J’avais découvert Freud à 17 ans et je me suis dit que la psychanalyse était l’une des choses les plus intéressantes qui soit. J’ai choisi médecine. Et dès le 1er jour, j’ai vu qu’il s’agissait d’apprendre par cœur alors que j’aimais les raisonnements. Je me suis demandé ce que je faisais là, jusqu’à ce qu’une professeure dise que le meilleur de l’amphi pourrait entrer à l’École normale supérieure. Mon père m’a fait bosser. Comme il m’a ensuite entraîné pour l’ENA [École nationale d’administration]. Pour que je me dépasse, il répétait avec une infinie bienveillance que je n’étais pas à la hauteur. Jusqu’à la veille du grand jour, où il considérait que c’était parfait ! C’est assez rare d’avoir un père qui puisse vous préparer à Normale Sup et à l’ENA. J’ai eu beaucoup de chance.

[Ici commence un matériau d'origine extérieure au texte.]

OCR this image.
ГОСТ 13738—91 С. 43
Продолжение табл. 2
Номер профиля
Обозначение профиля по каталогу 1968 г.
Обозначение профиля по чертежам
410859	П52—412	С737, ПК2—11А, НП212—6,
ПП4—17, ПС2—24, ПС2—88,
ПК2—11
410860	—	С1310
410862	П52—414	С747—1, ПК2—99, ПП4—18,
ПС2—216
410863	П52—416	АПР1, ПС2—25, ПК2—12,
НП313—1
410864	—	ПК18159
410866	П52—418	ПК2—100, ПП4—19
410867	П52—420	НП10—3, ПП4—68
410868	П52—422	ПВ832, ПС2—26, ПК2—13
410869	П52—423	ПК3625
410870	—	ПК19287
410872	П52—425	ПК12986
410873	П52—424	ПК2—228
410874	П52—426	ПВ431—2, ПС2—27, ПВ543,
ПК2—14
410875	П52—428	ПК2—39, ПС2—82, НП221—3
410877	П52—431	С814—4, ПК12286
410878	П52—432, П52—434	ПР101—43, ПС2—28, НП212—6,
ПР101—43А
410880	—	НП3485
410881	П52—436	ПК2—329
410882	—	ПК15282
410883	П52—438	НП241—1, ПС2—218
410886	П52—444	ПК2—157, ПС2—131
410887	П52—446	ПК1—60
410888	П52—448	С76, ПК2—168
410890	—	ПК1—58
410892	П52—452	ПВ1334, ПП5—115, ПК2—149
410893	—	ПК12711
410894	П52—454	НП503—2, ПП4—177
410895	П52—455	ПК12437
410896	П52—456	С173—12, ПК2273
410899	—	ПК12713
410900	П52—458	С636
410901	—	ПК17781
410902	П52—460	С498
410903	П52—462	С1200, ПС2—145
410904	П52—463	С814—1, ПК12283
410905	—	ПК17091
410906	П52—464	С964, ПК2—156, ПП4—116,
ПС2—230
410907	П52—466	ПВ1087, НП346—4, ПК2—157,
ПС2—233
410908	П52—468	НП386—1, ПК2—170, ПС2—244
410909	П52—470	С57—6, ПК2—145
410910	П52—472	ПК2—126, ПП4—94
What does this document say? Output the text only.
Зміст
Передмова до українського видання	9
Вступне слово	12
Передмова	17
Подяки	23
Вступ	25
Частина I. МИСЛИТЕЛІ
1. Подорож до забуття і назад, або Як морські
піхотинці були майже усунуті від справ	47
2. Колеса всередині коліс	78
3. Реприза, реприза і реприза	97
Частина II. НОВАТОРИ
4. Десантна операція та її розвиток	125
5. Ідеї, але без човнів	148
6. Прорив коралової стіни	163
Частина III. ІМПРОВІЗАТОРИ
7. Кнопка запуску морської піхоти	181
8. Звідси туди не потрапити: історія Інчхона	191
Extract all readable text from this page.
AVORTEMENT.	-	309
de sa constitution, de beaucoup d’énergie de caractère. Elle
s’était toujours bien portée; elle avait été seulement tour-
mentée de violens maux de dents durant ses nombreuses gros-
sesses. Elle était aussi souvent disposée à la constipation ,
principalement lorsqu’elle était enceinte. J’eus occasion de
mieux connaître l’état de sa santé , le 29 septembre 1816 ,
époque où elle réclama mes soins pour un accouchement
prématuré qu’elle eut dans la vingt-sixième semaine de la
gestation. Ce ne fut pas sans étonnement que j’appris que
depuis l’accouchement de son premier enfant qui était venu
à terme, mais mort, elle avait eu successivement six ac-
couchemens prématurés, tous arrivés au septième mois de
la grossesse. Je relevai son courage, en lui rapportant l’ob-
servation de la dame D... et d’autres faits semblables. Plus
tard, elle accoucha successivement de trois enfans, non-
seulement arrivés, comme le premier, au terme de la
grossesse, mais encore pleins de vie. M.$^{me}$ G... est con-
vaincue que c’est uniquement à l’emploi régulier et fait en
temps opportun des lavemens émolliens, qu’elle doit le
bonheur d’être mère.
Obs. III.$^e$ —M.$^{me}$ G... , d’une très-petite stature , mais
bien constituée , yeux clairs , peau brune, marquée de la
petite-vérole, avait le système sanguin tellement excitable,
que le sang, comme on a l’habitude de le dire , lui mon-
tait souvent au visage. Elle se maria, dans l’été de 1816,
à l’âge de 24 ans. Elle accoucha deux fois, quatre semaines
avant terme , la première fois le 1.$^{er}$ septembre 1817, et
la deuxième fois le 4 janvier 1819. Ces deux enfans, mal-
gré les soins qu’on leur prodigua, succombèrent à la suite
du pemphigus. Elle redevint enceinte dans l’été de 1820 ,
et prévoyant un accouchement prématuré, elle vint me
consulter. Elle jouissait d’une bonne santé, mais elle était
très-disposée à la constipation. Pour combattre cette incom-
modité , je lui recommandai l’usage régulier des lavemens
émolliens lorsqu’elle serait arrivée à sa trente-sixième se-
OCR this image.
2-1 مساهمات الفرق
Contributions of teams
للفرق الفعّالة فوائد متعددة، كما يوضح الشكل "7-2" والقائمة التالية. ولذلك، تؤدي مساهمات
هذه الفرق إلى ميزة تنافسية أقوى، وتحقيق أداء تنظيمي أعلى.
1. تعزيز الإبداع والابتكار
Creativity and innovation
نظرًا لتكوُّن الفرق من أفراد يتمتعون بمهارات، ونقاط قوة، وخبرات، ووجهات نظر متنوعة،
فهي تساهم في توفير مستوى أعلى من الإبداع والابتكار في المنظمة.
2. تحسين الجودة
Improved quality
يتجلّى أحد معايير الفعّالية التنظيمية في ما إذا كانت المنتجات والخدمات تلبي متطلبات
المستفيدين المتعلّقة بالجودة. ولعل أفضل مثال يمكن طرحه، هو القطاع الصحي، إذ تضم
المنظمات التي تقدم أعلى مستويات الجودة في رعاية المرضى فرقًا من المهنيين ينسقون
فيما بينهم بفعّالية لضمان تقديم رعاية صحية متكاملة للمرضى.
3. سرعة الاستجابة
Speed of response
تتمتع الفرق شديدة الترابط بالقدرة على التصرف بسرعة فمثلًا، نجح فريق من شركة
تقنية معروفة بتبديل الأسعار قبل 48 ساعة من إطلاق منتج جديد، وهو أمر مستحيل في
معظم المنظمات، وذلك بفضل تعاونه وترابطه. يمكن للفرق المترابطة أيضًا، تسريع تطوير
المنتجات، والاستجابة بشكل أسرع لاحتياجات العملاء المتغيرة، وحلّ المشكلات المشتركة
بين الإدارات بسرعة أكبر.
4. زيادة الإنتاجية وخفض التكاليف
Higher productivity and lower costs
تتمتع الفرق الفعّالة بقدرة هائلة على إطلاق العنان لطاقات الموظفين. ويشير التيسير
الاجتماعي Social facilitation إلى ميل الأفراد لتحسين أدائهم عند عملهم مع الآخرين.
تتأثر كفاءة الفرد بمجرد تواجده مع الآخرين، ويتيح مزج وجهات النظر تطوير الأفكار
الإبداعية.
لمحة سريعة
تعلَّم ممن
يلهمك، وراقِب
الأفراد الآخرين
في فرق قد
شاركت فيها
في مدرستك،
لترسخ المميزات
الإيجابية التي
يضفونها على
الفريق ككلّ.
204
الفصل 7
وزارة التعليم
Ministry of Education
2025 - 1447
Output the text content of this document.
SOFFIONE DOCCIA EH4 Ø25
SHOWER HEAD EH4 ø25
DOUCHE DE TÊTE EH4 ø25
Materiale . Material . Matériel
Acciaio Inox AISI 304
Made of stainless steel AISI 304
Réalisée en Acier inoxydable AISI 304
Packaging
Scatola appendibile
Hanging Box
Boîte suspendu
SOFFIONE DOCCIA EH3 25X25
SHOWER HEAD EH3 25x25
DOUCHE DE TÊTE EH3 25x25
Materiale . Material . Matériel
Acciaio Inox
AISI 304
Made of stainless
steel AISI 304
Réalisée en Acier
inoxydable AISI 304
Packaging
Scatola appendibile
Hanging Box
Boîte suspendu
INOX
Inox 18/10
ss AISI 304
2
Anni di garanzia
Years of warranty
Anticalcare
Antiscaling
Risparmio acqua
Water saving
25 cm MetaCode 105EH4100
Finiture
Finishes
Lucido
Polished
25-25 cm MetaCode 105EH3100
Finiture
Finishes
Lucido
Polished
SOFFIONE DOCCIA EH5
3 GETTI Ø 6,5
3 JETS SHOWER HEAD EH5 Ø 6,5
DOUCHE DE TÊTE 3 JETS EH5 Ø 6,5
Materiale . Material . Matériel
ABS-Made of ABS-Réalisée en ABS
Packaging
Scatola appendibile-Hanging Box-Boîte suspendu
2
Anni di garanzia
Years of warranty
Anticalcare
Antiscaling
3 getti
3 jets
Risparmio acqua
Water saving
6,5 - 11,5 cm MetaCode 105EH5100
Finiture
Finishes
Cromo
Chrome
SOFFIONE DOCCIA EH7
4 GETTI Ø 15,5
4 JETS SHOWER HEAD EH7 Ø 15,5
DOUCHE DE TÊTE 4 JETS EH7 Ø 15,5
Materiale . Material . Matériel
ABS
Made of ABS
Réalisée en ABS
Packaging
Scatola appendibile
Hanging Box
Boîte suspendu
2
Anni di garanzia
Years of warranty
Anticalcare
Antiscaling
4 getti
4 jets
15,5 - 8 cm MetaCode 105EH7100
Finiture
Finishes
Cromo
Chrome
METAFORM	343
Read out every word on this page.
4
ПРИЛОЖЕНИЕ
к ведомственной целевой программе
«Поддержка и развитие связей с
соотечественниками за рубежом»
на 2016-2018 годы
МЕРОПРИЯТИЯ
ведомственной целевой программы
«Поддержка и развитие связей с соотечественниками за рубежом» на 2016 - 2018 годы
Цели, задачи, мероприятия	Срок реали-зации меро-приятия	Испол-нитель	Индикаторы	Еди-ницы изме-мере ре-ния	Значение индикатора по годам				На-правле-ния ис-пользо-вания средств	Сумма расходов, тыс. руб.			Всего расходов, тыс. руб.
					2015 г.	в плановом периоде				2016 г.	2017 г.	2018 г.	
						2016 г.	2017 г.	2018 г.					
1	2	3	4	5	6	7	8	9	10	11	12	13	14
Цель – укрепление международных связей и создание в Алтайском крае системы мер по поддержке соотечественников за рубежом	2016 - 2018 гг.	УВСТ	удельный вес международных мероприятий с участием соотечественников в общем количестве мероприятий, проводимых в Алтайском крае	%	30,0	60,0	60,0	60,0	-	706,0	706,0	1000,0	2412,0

Est-ce cette conscience de votre chance qui vous a rendu sensible aux inégalités ?

 
C’est parce que je suis la preuve vivante que les chances sont tout à fait inégales que je suis à fond pour l’égalité des chances. Je ne vois pas pourquoi on demande à certains de faire 3 fois mieux avec 3 fois moins. Je n’aurais pas fait de telles études si je n’étais pas tombé dans le milieu qui était le mien. En plus, j’ai ajouté le privilège au privilège à Normale sup : j’étais payé pour étudier !

Vous avez tout de même travaillé dur…

 
Sans relâche à partir de 18 ans. Je faisais 3 choses à la fois, avec la peur de ne pas bien faire. À 20 ans, j’étais élève à l’ENS, en 3ème année de médecine et en licence et maîtrise de biochimie. À l’époque, pour dire que les Normaliens étaient bien meilleurs que les autres, on les obligeait à faire la licence et la maîtrise en un an. Depuis ce moment-là, le travail n’a pas cessé d’être le meilleur calmant des angoisses. C’est un antistress.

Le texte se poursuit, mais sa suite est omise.